- Cap Badge of 66th Armoured Regiment
- Active: 1966 – present
- Country: India
- Allegiance: India
- Branch: Indian Army
- Type: Armour
- Size: Regiment
- Nickname: "Flame Riders"
- Mottos: "मान या वीरगति" Maan ya Veergati (Honour or Valiant Death)
- Colors: Flame Orange and Charcoal Grey
- March: Sare Jahan Se Achha Hindustan Hamara
- Equipment: T-72
- Decorations: Shaurya Chakra 1 Vir Chakra 1 Sena Medal 1 Mentioned in dispatches 3 COAS Commendation Cards 9 VCOAS Commendation Cards 2 GOC-in-C Commendation Cards 22 Jeevan Raksha Padak 1
- Battle honours: Theatre honour "Punjab 1971"

Commanders
- Colonel of the Regiment: Lieutenant General Vivek Kashyap
- Notable commanders: General Vishwa Nath Sharma, PVSM, AVSM, ADC

Insignia
- Abbreviation: 66 Armd Regt

= 66th Armoured Regiment (India) =

Indian Army regiment

66th Armoured Regiment is an armoured regiment which is part of the Armoured Corps of the Indian Army.

== Formation ==
The regiment was raised on 1 September 1966 by Lieutenant Colonel (later Major General) Narinder Singh at Ahmednagar as the "66th Cavalry". The name was changed on 14 January 1967 to 66th Armoured Regiment.
The first officers for the regiment came from the Armoured Corps, but the Junior Commissioned Officers and men were drawn from the Regiment of Artillery. The Regiment broke new ground by recruiting Ahirs and Marathas, classes which had not previously served in the Armoured Corps. It also started inducting South Indians from 1968. Unlike other regiments, there are no single-class squadrons, but classes mixed right down to tank troop level.

==Equipment==
The regiment was raised with Sherman tanks and re-equipped in November 1969 with Vijayanta tanks. In 1987, the Regiment converted to T-72 tanks.

==Operations==
The 66th Armoured Regiment fought in the Indo-Pakistani War of 1971 as the integral armoured regiment of the 15th Infantry Division (XI Corps). For its performance in operations, it was awarded the theatre honour "Punjab 1971". After the war, the 66th participated in full strength in the Republic Day Parade of 26 January 1972, which was the victory parade to commemorate India's victory in the 1971 war.
The regiment has also participated in Operation Trident, Operation Vijay, Operation Parakram and in counter insurgency operations.

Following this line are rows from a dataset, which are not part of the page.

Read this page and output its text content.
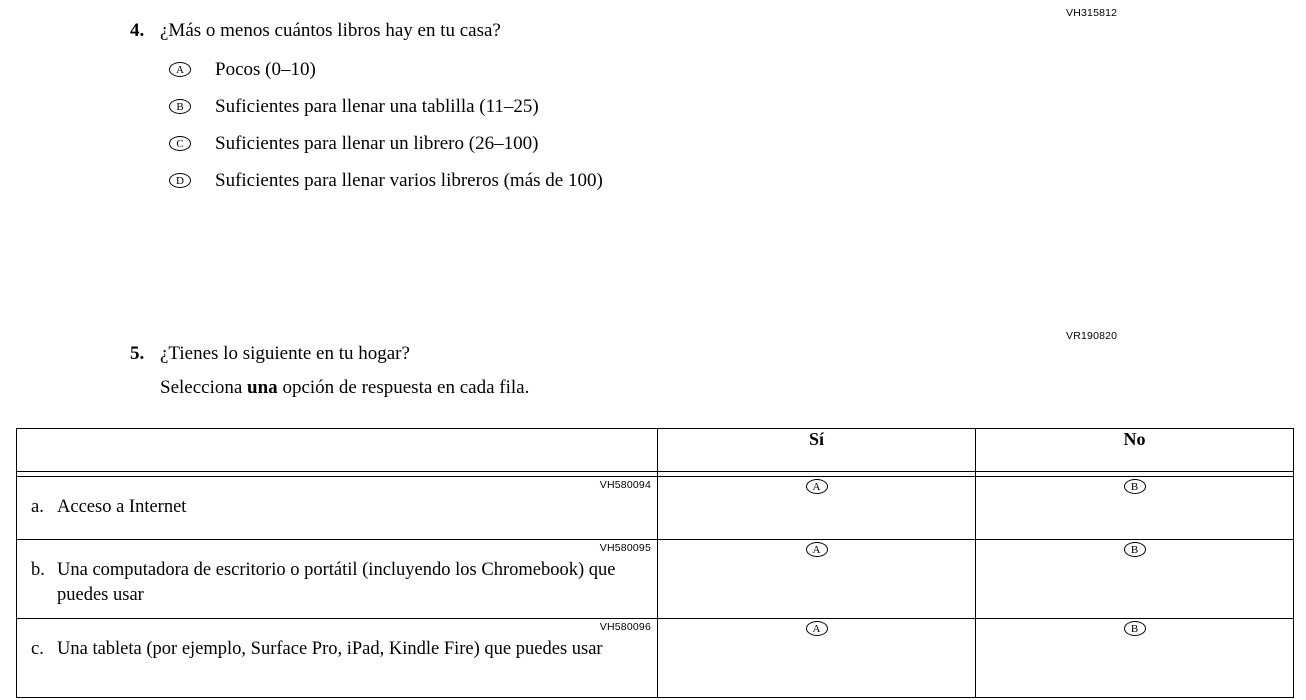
VH315812
4. ¿Más o menos cuántos libros hay en tu casa?
A	Pocos (0–10)
B	Suficientes para llenar una tablilla (11–25)
C	Suficientes para llenar un librero (26–100)
D	Suficientes para llenar varios libreros (más de 100)
VR190820
5. ¿Tienes lo siguiente en tu hogar?
Selecciona una opción de respuesta en cada fila.
	Sí	No

VH580094
a. Acceso a Internet	A	B

VH580095
b. Una computadora de escritorio o portátil (incluyendo los Chromebook) que puedes usar	A	B

VH580096
c. Una tableta (por ejemplo, Surface Pro, iPad, Kindle Fire) que puedes usar	A	B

The Regiment again took part in the Republic Day Parade in 1991 with its newly acquired T-72 tanks.

==Presentation of Guidon and Standard==
On 6 November 1979, the Regiment became the youngest to be presented with the "Guidon" by the then President of India Mr Neelam Sanjiva Reddy. On 6 December 2004, the Chief of Army Staff General Nirmal Chander Vij presented the "Standard" to the Regiment to commemorate the Regiment's 38 years of dedicated service to the nation and valour of the 1971 War.

==Notable personnel==
One of the commandants of the regiment, Lt Col Vishwa Nath Sharma, went on to become the Chief of the Army Staff from 1988 to 1990.

==Regimental Insignia==
The regiment cap badge depicts a Vijayanta tank within a diamond-shaped tank troop formation sign and is devoid of the national emblem, the regiment number or the regimental motto.

The shoulder title consists of the numeral "66" within a diamond-shaped tank troop formation sign in brass.
The Regimental colours are ‘Flame Orange and Charcoal Grey’, which signify qualities of ‘strength and resilience’.

The Regimental Motto is मान या वीरगति (Maan Ya Veergati), which translates to "Honour or Valiant Death".

The regiment has gained notoriety for adopting the Death's Head emblem to emblazon their tanks, despite official disapproval. The death's head has a scroll with the regimental motto inscribed. The death's head motif (in silver plate) is used as the officer's pouch badge. The emblem very closely resembles that of the 17th/21st Lancers, an erstwhile cavalry regiment of the British Army from 1922 to 1993.